GMT is a time system referring to the mean solar time at the Royal Observatory in Greenwich, London. Later on it became an international time standard. GMT and Universal Standard Time (UTC) can be seen as the same as long as fractions of a second are not important.
Noon Greenwich Mean Time is rarely the moment when the sun is at the Greenwich meridian, meaning the moment when the sun is at its highest point in the sky at Greenwich. During a year the difference is up to 16 minutes. Therefore, the word 'mean' was added to the Greenwich Mean Time, meaning the average mean time during a year when the sun is at Greenwich meridian.
Historically there has been two conventions to understand Greenwich Mean Time, the zero moment at noon or at midnight. However, with Coordinated Universal Time (UTC) it is always referring to midnight as zero hours.
The world followed Greenwich Mean Time till the 1960s when the atomic clocks took some of the responsibility. However, the atomic clocks cannot be fully trusted since after a while there is dysynchrony between the atomic clocks and the rotation of the Earth. The atomic clocks are very accurate but the rotation of the Earth is constantly slowing down. This will create differences between the atomic and the natural time.

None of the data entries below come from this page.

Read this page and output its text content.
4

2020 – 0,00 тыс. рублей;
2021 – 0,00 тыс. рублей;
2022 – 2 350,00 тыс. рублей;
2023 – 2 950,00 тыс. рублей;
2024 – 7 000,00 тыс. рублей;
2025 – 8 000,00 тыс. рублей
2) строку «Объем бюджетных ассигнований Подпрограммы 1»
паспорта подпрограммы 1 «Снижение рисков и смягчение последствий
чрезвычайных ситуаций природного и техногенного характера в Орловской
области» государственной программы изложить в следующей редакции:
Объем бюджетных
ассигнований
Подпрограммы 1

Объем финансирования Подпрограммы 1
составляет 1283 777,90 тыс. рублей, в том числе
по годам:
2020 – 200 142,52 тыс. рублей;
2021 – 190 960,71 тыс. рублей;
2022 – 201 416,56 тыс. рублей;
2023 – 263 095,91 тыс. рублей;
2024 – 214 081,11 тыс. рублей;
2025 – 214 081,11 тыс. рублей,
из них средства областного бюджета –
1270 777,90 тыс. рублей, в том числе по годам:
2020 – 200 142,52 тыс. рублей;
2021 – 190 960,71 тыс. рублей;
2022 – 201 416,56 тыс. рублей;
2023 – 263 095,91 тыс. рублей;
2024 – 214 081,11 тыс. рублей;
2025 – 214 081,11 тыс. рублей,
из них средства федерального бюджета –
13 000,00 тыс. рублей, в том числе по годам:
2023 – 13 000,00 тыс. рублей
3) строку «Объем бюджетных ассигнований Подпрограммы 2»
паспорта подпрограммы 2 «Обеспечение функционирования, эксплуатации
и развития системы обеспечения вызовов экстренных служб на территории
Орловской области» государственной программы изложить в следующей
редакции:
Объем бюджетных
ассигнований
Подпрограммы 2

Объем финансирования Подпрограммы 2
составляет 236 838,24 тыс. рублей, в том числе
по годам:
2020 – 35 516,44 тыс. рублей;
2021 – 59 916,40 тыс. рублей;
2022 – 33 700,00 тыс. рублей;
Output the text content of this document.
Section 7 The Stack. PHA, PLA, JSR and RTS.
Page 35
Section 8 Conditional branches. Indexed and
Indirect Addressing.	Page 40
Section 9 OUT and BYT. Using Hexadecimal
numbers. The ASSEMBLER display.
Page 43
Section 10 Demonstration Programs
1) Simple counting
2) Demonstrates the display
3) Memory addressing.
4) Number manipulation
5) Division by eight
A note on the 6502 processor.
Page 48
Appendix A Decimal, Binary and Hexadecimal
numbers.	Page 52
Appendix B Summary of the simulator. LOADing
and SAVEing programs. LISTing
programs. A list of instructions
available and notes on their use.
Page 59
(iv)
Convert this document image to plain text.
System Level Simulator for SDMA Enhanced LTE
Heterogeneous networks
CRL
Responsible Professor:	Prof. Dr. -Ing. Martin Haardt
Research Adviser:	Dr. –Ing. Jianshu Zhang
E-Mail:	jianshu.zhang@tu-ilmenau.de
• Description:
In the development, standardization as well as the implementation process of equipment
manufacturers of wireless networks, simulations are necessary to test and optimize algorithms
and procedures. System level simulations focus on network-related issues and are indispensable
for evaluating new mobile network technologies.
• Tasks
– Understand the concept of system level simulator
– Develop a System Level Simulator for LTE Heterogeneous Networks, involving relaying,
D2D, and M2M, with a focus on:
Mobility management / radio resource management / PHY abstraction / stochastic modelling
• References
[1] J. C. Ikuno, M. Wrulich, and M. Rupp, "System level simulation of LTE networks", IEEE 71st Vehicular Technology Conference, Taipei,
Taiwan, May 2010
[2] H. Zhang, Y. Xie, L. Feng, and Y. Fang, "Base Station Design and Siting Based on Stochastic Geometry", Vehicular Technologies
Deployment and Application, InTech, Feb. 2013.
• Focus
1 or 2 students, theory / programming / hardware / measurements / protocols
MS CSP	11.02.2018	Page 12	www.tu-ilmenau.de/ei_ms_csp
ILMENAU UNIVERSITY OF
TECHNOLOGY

The aim was to have a time which is synchronized with the rotation of the earth. A new time called Coordinated Universal Time (UTC) was created. There was a dispute between the French and the English of the shortcut of the new time name. The French suggested a short cut TUC, Temps Universel Cordonné, and the English CUT from Coordinated Universal Time. As a compromise, UTC was chosen.
The accuracy of UTC is as good as the accuracy of atomic clocks, but it is adjusted when needed to keep it synchronized with the rotation of the Earth. In the beginning of the 1960s UTC was only used in research centers in the United States, in England and in a few other countries. For example in 1964 UTC was adjusted in the beginning of the April and September for 0,1 seconds and again in October for 0,01 seconds.
The continuous adjustments were troublesome, therefore in the beginning of the 1970s the definition of UTC was altered so that the adjustments are done when the difference of atomic time increases close to the next full second. With this modification it was possible for UTC to be used internationally. In the beginning of the 1972 the new UTC was adopted globally.